My 8-year-old daughter Zoe is a list maker. She comes by this habit naturally. I don’t think a day goes by that I don’t enumerate or bullet point something on a scrap of paper. I have three different notebooks in case I’m out and about and need to make a list – one for groceries and meal plans, one for blog ideas, and one for any non-blog-or-food-related lists. That might seem a bit excessive, but you can’t mix the lists. How would you know where to find which list if they were all mixed up in the same notebook?
Zoe has a notebook, too. Here’s her list for today:
1. Get ready for the day.
2. Drop off Amelia.
3. Play with Hally (her doll).
5. Practice piano.
6. Write a book.
7. Write a song.
8. Make a hard cover for the book.
9. Dance party.
10. Play more with Hally
11. Rubber band loom.
1. Go the the beach.
She even made little boxes next to each of them so she can check each item off. Isn’t that sweet?
Here is my list for the day:
1. Get ready for the day. Spend 15 minutes gently poking at my children, kissing their cheeks and telling them to “rise and shine” in a sing-songy voice like I’m Mary Poppins. They ignore me and don’t get up. I finally break down and holler at them to get their rears out of bed or they won’t have time to eat breakfast and then child services will come and take them away because I’m a negligent mother. They start to cry and complain that I’m “always” yelling at them.
2. Shuffle both children into the car to drop my oldest daughter off at camp. Deal with morning traffic while Zoe sits in the backseat happily singing along to the radio and thinking about all the fun stuff on her to-do list.
5. Take Zoe to swim lessons where she gets to frolick around in the water and I get to sit in awkward silence with the rest of the parents.
6. Tell Zoe to pick up her crayons.
7. Coerce Zoe into practicing the piano.
8. Stare blankly at my computer trying to come up with a single blog post. Consider stealing Zoe’s book idea about Billy the Dinosaur. Scrap that idea. It’s wrong to steal from children.
9. Google “singing lessons” for my budding songwriter who also happens to be tone deaf.
10. Add “tape” to my Target list since Zoe has used up the last roll making a hard cover for completed book. Then stare forelornly at my empty notebook entitled “book ideas.”
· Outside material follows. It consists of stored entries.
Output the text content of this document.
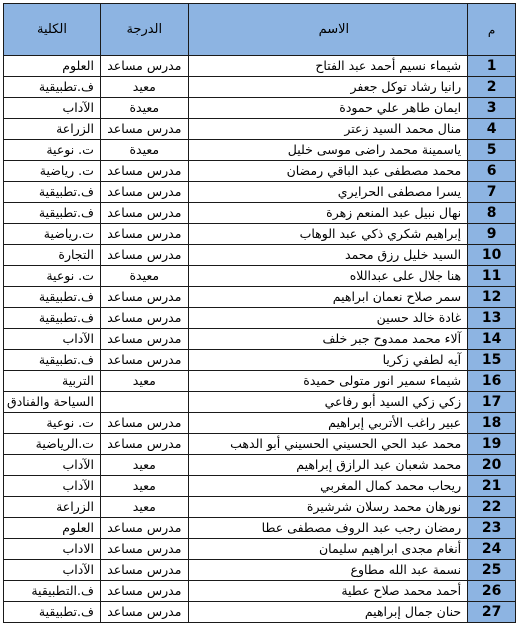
م	الاسم	الدرجة	الكلية
1	شيماء نسيم أحمد عبد الفتاح	مدرس مساعد	العلوم
2	رانيا رشاد توكل جعفر	معيد	ف.تطبيقية
3	ايمان طاهر علي حمودة	معيدة	الآداب
4	منال محمد السيد زعتر	مدرس مساعد	الزراعة
5	ياسمينة محمد راضى موسى خليل	معيدة	ت. نوعية
6	محمد مصطفى عبد الباقي رمضان	مدرس مساعد	ت. رياضية
7	يسرا مصطفى الحرايري	مدرس مساعد	ف.تطبيقية
8	نهال نبيل عبد المنعم زهرة	مدرس مساعد	ف.تطبيقية
9	إبراهيم شكري ذكي عبد الوهاب	مدرس مساعد	ت.رياضية
10	السيد خليل رزق محمد	مدرس مساعد	التجارة
11	هنا جلال على عبداللاه	معيدة	ت. نوعية
12	سمر صلاح نعمان ابراهيم	مدرس مساعد	ف.تطبيقية
13	غادة خالد حسين	مدرس مساعد	ف.تطبيقية
14	آلاء محمد ممدوح جبر خلف	مدرس مساعد	الآداب
15	آيه لطفي زكريا	مدرس مساعد	ف.تطبيقية
16	شيماء سمير انور متولى حميدة	معيد	التربية
17	زكي زكي السيد أبو رفاعي		السياحة والفنادق
18	عبير راغب الأتربي إبراهيم	مدرس مساعد	ت. نوعية
19	محمد عبد الحي الحسيني الحسيني أبو الدهب	مدرس مساعد	ت.الرياضية
20	محمد شعبان عبد الرازق إبراهيم	معيد	الآداب
21	ريحاب محمد كمال المغربي	معيد	الآداب
22	نورهان محمد رسلان شرشيرة	معيد	الزراعة
23	رمضان رجب عبد الروف مصطفى عطا	مدرس مساعد	العلوم
24	أنغام مجدى ابراهيم سليمان	مدرس مساعد	الاداب
25	نسمة عبد الله مطاوع	مدرس مساعد	الآداب
26	أحمد محمد صلاح عطية	مدرس مساعد	ف.التطبيقية
27	حنان جمال إبراهيم	مدرس مساعد	ف.تطبيقية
11. Curse myself for buying Zoe “Now That’s What I Call Music 51!” and pray she doesn’t break her bed while jumping on it during her dance party.
12. Spend 20 minutes picking up stray rubber bands before getting the vacuum and just sucking the damn things up.
Zoe’s list sounds like a lot more fun, but I think maybe we should throw out both lists and just go the beach.